The E3 ubiquitin ligase HectD3 is a novel regulator of cardiac hypertrophy and inflammation

The HECT domain E3 ubiquitin protein ligase 3 (HectD3) is highly expressed in the heart, but its cardiac function is still unknown. Here, we identified SUMO2 and Stat1 as novel cardiac substrates for HectD3. SUMO2 is a potent inducer of Calcineurin-NFAT mediated cardiomyocyte hypertrophy, whereas, Stat1 is an interferon responsive transcription factor that plays crucial role in cellular immune responses. HectD3 overexpression on one hand attenuated SUMO2-Calcineurin-NFAT signaling driven cardiomyocyte hypertrophy, on the other hand, it abrogated the pro-inflammatory actions of LPS or interferon-γ in cardiomyocytes in vitro. Consistently, AAV9-mediated overexpression of HectD3 in mice in vivo not only reduced cardiac SUMO2/Stat1 levels and pathological hypertrophy but also alleviated macrophage infiltration and fibrosis induced by pressure overload. In conclusion, we describe a novel cardioprotective mechanism involving the ubiquitin ligase HectD3, which exerts anti-hypertrophic and anti-inflammatory effects via dual regulation of SUMO2 and Stat1.

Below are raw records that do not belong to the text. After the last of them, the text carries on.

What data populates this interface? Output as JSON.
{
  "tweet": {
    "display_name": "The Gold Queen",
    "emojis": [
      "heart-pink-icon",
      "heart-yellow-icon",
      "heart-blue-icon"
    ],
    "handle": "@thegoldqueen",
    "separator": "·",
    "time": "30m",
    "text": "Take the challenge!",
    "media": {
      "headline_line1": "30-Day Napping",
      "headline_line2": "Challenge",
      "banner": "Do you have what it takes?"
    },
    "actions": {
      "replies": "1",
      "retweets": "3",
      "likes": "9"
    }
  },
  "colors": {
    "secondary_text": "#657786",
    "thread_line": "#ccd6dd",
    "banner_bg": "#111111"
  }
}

HECT结构域E3泛素蛋白连接酶3（HectD3）在心脏中呈高表达，但目前其心脏功能仍未明确。本研究鉴定出小泛素样修饰蛋白2（SUMO2）与信号转导与转录激活因子1（Stat1）为HectD3的新型心脏底物。其中，SUMO2是钙调神经磷酸酶-活化T细胞核因子（Calcineurin-NFAT）介导的心肌肥大的强效诱导因子；而Stat1作为干扰素应答转录因子，在细胞免疫应答中发挥关键调控作用。体外实验中，过表达HectD3一方面可减弱SUMO2-钙调神经磷酸酶-活化T细胞核因子信号通路驱动的心肌肥大，另一方面可阻断脂多糖（LPS）或干扰素γ（interferon-γ）诱导的心肌细胞促炎效应。体内实验结果与之一致，通过腺相关病毒9型（AAV9）介导小鼠心脏过表达HectD3，不仅可降低心脏内SUMO2与Stat1的蛋白水平、减轻病理性心肌肥大，还可缓解压力超负荷诱导的巨噬细胞浸润与心肌纤维化。综上，本研究揭示了一条由泛素连接酶HectD3介导的新型心脏保护机制，该机制通过双重调控SUMO2与Stat1发挥抗肥大与抗炎效应。